The dataset is fed through Guo’s machine learning program, which analyzes each image for physical characteristics unique to each African leopard pictured.

“We identify each unique spot pattern in the different leopards and use the algorithm automatically to estimate how many leopards (are) in the dataset,” Guo said.
The algorithm is designed to distinguish between the target animal species and other members of the local ecosystem and the natural environment.
“The cameras are automatically activated by motion or infrared sensors so that they may be triggered by moving animals, swaying vegetation or sudden changes in the weather,” the paper reads. “Therefore, captured images not only contain a variety of animals but frequently consist only of rocks and vegetation.”
Publicly available on GitHub, the software is free to use and can be adjusted to map other species when trained on different datasets. When designing the algorithm, Guo specifically chose the program’s language to be accessible to the general public, including those with minimal machine learning experience.
“I use Python … for the machine learning because everyone uses (it to) develop a lot of programs, so you don’t want be coding them, just using them,” Guo said. “So the Python for me, it’s the most useful language.”
The algorithm, trained on a k-medoids clustering model, groups the various images together based on the measured degree of similarity between paired images — a unique feature compared to other programs on the market.

“This algorithm is different from other methods that assume all images in a dataset are from known individuals and thus regard the animal ID problem as a retrieval identification task,” the paper reads. “The clustering is performed based on the degree of similarity between all image pairs in the dataset with the result validated using an expanded definition of the silhouette score.”
Clustering definitions of the leopard’s identifiable features are further verified through integrating a silhouette score that is defined separately from each image and compared against other identified leopard clusters.
“The silhouette score measures the degree to which an item belongs to the cluster it has been assigned by comparing the difference between the mean similarity scores for its cluster with the nearest neighbor cluster,” the paper reads.
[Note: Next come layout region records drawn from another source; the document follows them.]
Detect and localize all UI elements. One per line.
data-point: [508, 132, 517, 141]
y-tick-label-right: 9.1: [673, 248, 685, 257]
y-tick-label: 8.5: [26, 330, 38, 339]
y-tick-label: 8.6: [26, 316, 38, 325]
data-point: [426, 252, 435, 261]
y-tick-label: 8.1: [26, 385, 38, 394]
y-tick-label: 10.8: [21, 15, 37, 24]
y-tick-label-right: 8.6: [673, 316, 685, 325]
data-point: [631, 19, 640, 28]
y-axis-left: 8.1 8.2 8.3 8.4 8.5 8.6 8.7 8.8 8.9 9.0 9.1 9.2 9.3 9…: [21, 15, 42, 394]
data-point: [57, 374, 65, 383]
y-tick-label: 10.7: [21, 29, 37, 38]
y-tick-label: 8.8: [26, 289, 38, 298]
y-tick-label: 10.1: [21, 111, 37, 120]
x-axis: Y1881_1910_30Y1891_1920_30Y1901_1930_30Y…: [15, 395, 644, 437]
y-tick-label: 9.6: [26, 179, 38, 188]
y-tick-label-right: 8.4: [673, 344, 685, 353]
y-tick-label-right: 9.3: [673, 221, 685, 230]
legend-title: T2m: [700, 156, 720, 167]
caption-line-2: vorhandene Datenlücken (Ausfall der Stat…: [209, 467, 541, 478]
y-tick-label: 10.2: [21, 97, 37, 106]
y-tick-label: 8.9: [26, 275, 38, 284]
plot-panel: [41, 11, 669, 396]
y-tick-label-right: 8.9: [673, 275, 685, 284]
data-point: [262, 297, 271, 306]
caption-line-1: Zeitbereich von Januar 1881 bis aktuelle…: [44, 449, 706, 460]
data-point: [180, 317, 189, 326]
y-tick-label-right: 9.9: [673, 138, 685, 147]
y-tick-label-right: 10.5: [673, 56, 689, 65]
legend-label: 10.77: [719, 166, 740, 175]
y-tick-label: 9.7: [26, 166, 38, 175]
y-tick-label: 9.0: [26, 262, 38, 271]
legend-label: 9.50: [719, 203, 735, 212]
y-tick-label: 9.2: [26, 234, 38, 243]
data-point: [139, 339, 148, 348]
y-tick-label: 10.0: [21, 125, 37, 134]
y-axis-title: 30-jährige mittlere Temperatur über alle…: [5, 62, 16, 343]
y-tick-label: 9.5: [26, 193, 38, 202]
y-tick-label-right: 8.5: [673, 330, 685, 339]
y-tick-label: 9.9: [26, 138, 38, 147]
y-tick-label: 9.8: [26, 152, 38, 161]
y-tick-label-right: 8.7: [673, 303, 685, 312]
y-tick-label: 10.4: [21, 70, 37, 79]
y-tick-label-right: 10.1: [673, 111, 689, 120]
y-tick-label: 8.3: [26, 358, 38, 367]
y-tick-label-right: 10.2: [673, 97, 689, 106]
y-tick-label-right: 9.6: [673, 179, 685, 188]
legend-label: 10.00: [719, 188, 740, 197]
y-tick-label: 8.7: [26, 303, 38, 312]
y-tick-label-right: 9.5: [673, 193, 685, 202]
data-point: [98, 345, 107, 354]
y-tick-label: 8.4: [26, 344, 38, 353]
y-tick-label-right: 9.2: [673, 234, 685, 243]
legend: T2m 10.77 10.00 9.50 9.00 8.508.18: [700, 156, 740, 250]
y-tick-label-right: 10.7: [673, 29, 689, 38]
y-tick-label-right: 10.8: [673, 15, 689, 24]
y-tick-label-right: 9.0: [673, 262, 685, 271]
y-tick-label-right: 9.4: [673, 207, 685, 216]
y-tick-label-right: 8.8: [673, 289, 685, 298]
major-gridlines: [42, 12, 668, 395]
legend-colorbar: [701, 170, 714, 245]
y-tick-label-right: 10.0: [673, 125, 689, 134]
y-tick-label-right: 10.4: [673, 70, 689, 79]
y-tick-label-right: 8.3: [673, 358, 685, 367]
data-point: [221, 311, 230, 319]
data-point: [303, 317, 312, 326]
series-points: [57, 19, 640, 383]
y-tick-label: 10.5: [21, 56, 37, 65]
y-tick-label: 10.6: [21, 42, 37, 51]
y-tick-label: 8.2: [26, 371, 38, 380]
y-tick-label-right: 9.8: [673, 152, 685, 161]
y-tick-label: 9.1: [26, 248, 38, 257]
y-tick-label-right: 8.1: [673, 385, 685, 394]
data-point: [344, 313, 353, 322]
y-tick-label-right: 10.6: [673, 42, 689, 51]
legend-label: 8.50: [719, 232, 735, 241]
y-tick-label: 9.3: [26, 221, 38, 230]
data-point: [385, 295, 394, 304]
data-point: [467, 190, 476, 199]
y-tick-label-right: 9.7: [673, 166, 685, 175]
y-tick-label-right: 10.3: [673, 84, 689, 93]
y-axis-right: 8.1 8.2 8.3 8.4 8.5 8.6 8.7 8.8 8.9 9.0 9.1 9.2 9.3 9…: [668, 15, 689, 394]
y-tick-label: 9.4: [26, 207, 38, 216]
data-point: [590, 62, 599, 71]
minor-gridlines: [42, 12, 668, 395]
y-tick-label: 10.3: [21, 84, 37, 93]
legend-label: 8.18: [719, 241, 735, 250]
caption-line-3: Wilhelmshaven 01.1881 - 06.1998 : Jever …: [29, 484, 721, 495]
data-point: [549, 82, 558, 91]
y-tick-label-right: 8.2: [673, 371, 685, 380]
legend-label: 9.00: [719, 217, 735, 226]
Looking into her future, Guo is beginning to formulate her dissertation’s final stretch.
“I think I am very close,” Guo said. “Currently, I’m writing maybe half of the paper. Hopefully I will publish this summer so I can do the final defense this fall; that’s my plan.”
As she continues to advance her machine learning technology, Guo’s passion for the possibilities and achievements through engineering remains unwavering.
“I think (that) engineering is (a) very beautiful science because it’s, like, (a way) to help the science better, and using the current or developing the current algorithm (is a way) to do that,” Guo said.